Es ist ein erstaunlicher und beeindruckender Wechsel, den die ukrainische Bahn im Krieg vollzogen hat. Bis Februar 2022 verfügte das Unternehmen hauptsächlich über veraltete Waggons und Lokomotiven. Verspätungen waren an der Tagesordnung, überall gab es Probleme. All dies wurde von Korruptionsskandalen begleitet. Es gab mehrere Reformversuche, die jedoch alle erfolglos blieben.

Der Krieg hat das Unternehmen extrem aufgerüttelt.
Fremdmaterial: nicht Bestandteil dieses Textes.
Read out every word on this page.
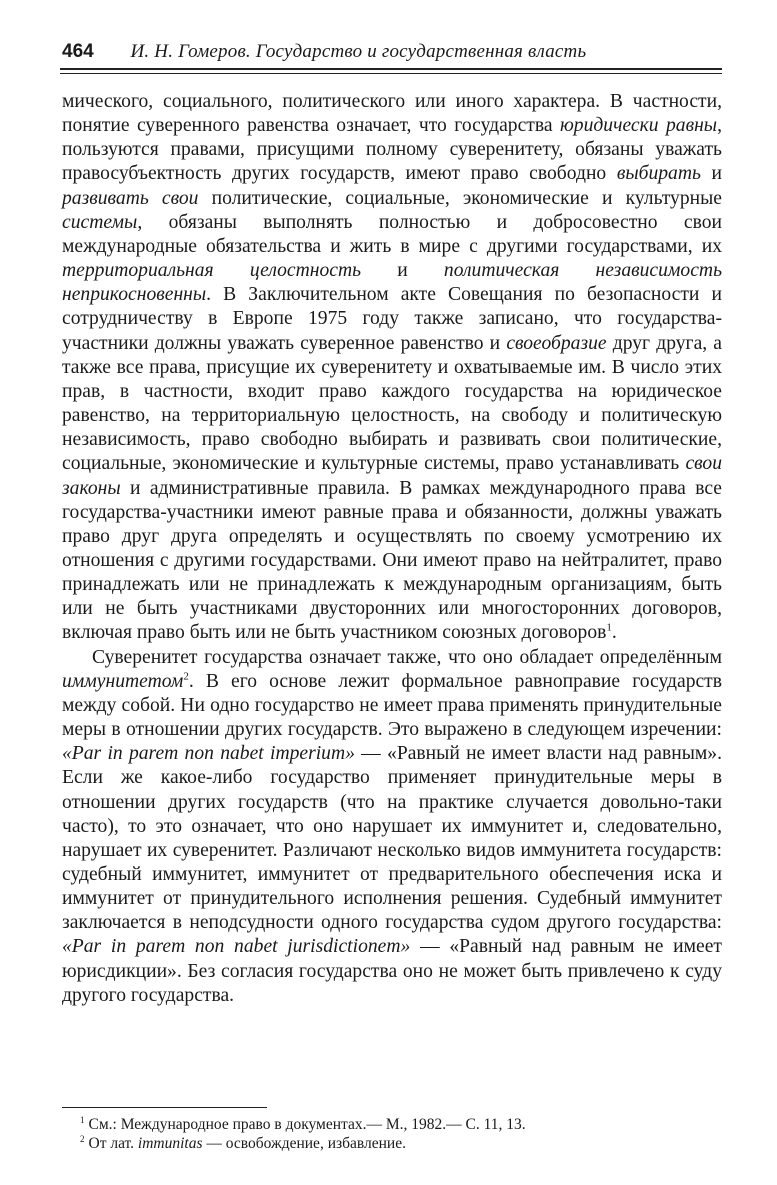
464 И. Н. Гомеров. Государство и государственная власть

мического, социального, политического или иного характера. В частности, понятие суверенного равенства означает, что государства юридически равны, пользуются правами, присущими полному суверенитету, обязаны уважать правосубъектность других государств, имеют право свободно выбирать и развивать свои политические, социальные, экономические и культурные системы, обязаны выполнять полностью и добросовестно свои международные обязательства и жить в мире с другими государствами, их территориальная целостность и политическая независимость неприкосновенны. В Заключительном акте Совещания по безопасности и сотрудничеству в Европе 1975 году также записано, что государства-участники должны уважать суверенное равенство и своеобразие друг друга, а также все права, присущие их суверенитету и охватываемые им. В число этих прав, в частности, входит право каждого государства на юридическое равенство, на территориальную целостность, на свободу и политическую независимость, право свободно выбирать и развивать свои политические, социальные, экономические и культурные системы, право устанавливать свои законы и административные правила. В рамках международного права все государства-участники имеют равные права и обязанности, должны уважать право друг друга определять и осуществлять по своему усмотрению их отношения с другими государствами. Они имеют право на нейтралитет, право принадлежать или не принадлежать к международным организациям, быть или не быть участниками двусторонних или многосторонних договоров, включая право быть или не быть участником союзных договоров$^1$.

Суверенитет государства означает также, что оно обладает определённым иммунитетом$^2$. В его основе лежит формальное равноправие государств между собой. Ни одно государство не имеет права применять принудительные меры в отношении других государств. Это выражено в следующем изречении: «Par in parem non nabet imperium» — «Равный не имеет власти над равным». Если же какое-либо государство применяет принудительные меры в отношении других государств (что на практике случается довольно-таки часто), то это означает, что оно нарушает их иммунитет и, следовательно, нарушает их суверенитет. Различают несколько видов иммунитета государств: судебный иммунитет, иммунитет от предварительного обеспечения иска и иммунитет от принудительного исполнения решения. Судебный иммунитет заключается в неподсудности одного государства судом другого государства: «Par in parem non nabet jurisdictionem» — «Равный над равным не имеет юрисдикции». Без согласия государства оно не может быть привлечено к суду другого государства.

$^1$ См.: Международное право в документах.— М., 1982.— С. 11, 13.
$^2$ От лат. immunitas — освобождение, избавление.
Einigen Mitarbeitern zufolge hatten sie das Gefühl, dass jetzt der Moment gekommen sei, in dem sie das Leben ihrer Landsleute retten könnten. Und so übernimmt seit Februar 2022 das staatliche Unternehmen "Ukrzaliznytsia" (einfach "die Bahn") die Verantwortung, Menschen aus der Gefahrenzone an sicherere Orte zu transportieren.

Allein in den ersten acht Tagen seit Beginn des russischen Überfalls auf die Ukraine hat Ukrzaliznytsia mehr als 1 Million Menschen evakuiert, und in zwei Kriegsjahren waren es mehr als 4 Millionen.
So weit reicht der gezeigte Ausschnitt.